John Pinto: Pulses ahead like a latent and half-right memory of the Natalie Imbruglia track it flips. It reminds me, bizarrely, of a different 2002 curio: Gus Van Zant’s Gerry, a film where one minor divergence from the path early on leads to monotonous catastrophe. You missed a turnoff somewhere long ago, but remain convinced that just up ahead, for sure, will be the way back. 
[8]

Scott Mildenhall: Is that Southampton or the south of France? Claude Puel himself couldn’t tell you. British torpor blends seamlessly into Continental languor like they were one and the same, and in the process reveal that they are. A Red Funnel sunset is the same as a cruise ship’s; equally recurrent. Lustrous and refined, “Pond House” encapsulates that flow.
[7]

Leah Isobel: When I was 18, I thought I was way more tasteful and cool than I was, and I listened to a lot of cool, tasteful pop. “Pond House” is like a refraction of those songs, which I now realize were certainly in Saint Etienne’s lineage (particularly “Peanut Butter“). In turn, it feels like a gestural memory of a moment of my life.

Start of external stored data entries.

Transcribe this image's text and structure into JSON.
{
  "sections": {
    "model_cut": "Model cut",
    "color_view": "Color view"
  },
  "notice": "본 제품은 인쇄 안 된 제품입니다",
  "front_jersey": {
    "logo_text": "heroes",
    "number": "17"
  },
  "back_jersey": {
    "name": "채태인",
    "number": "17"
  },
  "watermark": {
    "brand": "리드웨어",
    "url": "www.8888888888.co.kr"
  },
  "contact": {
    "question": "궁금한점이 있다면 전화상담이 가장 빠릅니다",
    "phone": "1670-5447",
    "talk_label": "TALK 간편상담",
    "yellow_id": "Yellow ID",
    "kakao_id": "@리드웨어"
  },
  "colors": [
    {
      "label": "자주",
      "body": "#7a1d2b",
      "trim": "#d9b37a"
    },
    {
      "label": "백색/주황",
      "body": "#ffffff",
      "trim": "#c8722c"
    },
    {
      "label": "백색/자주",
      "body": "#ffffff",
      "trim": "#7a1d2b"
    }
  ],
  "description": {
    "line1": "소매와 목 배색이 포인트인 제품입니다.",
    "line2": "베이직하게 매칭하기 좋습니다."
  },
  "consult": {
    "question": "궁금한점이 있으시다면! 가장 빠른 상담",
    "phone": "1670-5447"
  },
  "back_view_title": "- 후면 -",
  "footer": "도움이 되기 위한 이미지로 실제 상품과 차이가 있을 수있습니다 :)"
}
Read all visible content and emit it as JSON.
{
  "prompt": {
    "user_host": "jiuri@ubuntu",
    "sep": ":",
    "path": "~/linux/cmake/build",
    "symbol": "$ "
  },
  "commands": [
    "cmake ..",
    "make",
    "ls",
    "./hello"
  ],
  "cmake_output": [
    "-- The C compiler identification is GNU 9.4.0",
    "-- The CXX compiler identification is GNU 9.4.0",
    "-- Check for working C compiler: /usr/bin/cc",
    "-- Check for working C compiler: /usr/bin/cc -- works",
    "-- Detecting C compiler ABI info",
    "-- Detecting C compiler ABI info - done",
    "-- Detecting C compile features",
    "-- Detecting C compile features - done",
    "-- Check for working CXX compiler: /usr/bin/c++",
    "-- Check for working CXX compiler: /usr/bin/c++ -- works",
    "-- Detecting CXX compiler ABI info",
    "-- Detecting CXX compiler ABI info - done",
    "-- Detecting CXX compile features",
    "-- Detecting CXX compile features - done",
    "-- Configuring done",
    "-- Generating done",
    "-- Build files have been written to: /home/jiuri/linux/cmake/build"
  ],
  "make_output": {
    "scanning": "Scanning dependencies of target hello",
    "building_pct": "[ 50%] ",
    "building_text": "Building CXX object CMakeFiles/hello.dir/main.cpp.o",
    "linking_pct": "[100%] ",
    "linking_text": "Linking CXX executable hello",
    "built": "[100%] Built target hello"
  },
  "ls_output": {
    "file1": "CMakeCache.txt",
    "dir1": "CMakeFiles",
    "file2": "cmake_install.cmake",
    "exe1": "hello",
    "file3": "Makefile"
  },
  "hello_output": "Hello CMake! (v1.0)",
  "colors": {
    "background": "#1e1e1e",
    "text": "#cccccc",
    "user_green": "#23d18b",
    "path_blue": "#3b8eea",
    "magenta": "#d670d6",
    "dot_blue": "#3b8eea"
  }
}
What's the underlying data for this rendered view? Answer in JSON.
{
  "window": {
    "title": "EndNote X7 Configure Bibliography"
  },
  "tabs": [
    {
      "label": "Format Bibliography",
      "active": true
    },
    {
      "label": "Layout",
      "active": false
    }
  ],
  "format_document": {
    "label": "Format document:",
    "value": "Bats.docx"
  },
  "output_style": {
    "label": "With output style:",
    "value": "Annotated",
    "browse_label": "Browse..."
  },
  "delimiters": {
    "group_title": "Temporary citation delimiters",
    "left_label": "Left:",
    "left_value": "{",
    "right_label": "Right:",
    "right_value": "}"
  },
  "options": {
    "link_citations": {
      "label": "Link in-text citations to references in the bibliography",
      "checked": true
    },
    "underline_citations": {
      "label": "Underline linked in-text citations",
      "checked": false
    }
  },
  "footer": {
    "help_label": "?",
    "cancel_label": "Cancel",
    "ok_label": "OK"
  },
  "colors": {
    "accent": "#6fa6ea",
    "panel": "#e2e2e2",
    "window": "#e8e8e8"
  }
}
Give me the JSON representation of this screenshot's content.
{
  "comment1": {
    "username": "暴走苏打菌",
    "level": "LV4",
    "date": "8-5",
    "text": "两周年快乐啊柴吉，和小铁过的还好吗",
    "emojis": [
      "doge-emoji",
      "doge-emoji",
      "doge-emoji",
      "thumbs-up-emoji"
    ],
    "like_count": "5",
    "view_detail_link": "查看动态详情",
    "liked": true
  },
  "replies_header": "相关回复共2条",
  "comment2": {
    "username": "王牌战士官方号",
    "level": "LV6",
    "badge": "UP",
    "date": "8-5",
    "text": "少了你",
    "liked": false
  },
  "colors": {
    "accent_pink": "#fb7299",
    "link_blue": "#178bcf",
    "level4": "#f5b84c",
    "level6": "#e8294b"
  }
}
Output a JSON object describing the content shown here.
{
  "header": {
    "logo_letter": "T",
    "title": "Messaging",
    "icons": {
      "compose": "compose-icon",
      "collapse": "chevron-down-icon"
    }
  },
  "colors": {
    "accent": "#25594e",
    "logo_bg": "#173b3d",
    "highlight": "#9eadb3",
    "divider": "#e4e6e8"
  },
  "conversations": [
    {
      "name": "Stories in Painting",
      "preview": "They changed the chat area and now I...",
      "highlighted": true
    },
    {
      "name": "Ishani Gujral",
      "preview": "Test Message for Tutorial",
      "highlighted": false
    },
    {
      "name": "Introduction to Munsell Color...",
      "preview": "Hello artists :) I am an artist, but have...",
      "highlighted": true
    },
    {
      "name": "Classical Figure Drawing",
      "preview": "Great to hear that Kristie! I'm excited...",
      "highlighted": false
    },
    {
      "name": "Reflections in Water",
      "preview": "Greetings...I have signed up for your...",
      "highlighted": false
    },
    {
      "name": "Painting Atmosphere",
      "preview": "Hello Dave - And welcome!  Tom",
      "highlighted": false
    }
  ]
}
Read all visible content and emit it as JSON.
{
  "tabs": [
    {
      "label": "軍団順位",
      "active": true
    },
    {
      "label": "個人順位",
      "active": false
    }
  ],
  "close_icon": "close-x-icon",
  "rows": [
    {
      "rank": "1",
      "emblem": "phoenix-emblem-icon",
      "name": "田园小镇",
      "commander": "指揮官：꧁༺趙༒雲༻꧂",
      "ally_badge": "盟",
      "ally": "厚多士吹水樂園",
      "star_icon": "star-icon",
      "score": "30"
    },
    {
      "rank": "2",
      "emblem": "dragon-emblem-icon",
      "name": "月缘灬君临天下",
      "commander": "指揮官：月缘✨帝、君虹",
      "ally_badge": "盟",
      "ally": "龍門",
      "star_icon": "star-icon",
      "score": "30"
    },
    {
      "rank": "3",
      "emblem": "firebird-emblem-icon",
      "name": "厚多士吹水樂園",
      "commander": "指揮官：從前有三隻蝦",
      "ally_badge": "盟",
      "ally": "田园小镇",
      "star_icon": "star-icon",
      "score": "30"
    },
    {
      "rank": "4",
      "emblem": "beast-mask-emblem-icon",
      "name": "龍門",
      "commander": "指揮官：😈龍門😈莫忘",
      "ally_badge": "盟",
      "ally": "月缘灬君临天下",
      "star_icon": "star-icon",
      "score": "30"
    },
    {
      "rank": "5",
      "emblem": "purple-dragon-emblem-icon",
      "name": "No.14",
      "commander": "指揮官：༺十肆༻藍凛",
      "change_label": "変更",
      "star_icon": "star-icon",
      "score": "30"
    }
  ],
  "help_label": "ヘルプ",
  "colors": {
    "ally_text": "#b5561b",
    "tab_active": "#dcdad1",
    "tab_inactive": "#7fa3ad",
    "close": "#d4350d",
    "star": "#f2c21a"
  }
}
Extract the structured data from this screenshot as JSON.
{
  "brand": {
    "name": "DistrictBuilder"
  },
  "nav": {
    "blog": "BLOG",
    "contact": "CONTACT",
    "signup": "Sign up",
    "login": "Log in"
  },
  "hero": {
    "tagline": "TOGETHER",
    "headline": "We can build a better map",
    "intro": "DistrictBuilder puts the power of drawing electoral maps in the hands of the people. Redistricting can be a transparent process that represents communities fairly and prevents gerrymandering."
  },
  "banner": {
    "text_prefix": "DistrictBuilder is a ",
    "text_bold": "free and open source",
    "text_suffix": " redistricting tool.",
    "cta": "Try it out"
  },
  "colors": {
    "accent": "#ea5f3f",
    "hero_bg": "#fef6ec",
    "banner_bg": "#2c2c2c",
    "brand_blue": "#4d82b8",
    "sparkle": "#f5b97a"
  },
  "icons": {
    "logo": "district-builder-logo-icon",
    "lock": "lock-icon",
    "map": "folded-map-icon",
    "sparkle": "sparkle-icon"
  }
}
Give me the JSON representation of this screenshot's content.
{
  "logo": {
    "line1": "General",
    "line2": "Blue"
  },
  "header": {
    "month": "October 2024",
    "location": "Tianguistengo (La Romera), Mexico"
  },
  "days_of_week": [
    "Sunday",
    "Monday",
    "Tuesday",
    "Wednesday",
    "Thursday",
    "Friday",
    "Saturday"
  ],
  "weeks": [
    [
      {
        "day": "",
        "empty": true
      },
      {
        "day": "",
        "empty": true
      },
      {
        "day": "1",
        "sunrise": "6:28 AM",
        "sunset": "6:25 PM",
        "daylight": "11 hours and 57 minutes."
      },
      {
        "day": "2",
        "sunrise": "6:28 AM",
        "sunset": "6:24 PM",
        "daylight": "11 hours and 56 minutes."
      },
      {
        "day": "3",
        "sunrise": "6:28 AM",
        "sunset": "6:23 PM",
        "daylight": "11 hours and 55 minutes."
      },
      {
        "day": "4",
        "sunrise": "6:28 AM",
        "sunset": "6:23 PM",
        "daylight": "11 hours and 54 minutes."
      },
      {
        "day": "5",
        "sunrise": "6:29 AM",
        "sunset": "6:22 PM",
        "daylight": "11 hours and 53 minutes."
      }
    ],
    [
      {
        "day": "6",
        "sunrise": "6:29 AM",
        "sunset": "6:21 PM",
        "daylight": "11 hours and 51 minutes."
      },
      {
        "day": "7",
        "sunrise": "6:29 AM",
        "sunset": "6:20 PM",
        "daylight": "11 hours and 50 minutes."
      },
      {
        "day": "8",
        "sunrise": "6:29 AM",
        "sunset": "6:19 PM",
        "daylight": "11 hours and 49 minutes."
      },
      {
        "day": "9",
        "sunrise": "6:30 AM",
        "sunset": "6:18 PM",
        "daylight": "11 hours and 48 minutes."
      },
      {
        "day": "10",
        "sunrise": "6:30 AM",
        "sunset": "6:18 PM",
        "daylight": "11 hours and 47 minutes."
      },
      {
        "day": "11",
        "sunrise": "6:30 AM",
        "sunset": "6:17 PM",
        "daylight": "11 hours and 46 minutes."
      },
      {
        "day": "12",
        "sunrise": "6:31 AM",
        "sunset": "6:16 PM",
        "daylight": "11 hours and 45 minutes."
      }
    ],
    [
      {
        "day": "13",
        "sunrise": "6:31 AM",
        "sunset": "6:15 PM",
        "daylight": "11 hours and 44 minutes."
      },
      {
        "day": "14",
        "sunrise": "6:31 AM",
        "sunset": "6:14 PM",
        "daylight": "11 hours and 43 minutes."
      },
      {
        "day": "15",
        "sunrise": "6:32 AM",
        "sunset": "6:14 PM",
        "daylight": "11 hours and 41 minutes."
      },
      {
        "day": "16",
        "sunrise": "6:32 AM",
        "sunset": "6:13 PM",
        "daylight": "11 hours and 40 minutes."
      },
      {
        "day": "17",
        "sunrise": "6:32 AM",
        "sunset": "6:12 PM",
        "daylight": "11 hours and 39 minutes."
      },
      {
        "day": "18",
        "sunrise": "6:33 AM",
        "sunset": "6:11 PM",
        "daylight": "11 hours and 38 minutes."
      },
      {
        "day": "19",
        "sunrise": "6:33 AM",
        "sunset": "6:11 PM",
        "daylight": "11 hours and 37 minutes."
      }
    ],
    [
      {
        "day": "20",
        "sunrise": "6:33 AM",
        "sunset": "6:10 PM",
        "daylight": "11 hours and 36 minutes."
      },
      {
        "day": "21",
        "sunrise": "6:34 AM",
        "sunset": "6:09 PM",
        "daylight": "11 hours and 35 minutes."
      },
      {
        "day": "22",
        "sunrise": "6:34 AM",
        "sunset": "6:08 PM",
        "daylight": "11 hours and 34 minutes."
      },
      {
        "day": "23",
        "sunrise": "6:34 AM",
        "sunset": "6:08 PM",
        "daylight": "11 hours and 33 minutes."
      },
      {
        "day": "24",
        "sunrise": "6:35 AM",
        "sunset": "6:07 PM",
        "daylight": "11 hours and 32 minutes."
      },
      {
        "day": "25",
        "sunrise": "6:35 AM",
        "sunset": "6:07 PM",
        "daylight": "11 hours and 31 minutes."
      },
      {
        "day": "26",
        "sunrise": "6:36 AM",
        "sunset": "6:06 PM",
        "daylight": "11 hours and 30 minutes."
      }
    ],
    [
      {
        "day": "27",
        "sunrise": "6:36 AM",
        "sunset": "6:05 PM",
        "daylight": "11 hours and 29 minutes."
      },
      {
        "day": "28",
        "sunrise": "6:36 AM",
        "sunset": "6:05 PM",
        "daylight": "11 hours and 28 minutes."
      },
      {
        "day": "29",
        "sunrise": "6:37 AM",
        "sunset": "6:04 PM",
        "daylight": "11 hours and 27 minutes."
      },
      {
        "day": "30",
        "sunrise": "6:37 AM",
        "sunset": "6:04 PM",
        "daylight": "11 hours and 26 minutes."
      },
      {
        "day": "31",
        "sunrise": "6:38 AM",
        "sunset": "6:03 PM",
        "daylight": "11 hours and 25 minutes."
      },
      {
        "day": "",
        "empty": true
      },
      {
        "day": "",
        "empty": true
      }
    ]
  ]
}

It’s a funny comparison, given that the repetitive and abstract lyrics point to memory and feeling, or the memory of feeling — the line “here it comes again” floats in and out, slipping off-time, pulling the song backwards, glazed by burbling synth. The bass organ is carnivalesque, but the layers over it are so sweet and vague that its goofy specificity becomes an asset. Being profoundly goofy, I would’ve loved this at 18.
[6]

Mark Sinker: Bob I’ve known for more than 35 years: we both wrote for NME in the 80s and I’ve acted as editorial consultant on his two histories of pop (the second is due next year). Pete is the beloved son-in-law of an old and close friend of my sister’s. By all means assume that my response to this pleasing slice of ambient dance is shaped mainly by these professional and social ties — because of course I like it.